Fragmented Thought

HTML Download Attribute - SSL Gotcha

By

Published:

Lance Gliser

Heads up! This content is more than six months old. Take some time to verify everything still works as expected.

I ran across a nifty QA issue today. It's certainly a fringe case, but I found no documentation about it anywhere. So I hope this helps you.

Download links are becoming hugely popular. They reduce the overhead of backend programming to force specific headers just to bypass direct navigation.

<a href="/file.pdf" download>Sample File</a>

What I found today was that my download link worked on my local computer, but not on the development site. This was the case in Chrome, FireFox, and Safari. At first, I blamed Angular. It turns out Angular will attempt to navigate to file urls, and likely hit your "otherwise" redirect. After correct that by adding a target="_self" attribute, the file still failed to download.
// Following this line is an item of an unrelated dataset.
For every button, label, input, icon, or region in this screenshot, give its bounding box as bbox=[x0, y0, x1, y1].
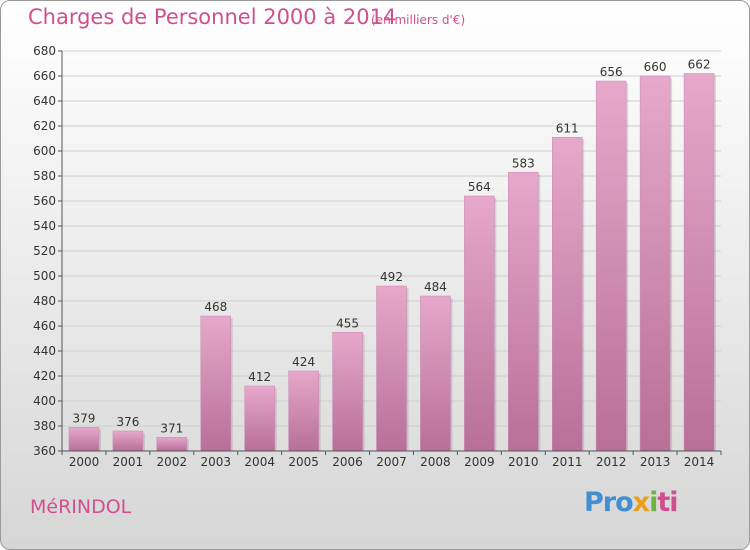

I eventually copied my download link out of Angular, into just a flat little html file. Still the download link was not working. But, only on the development server.

As one of those crazy, swear, drink, set it on fire tests I decided to disable SSL on the server. Our client had asked us to run on a domain with a self signed cert. It turns out this was the problem! All of the major browsers appear to refuse to activate the download from site with an SSL issue, even if you accept the bad cert! You can download the file directly via url if you were to right click and copy the link. But it implements the same protective behavior if you use right click "Save as" functionality too.

There's no warning, no notification. Just... nothing. It's a little obtuse, but this is a very fringe case. Just one more little thing to remember about self signed certificates.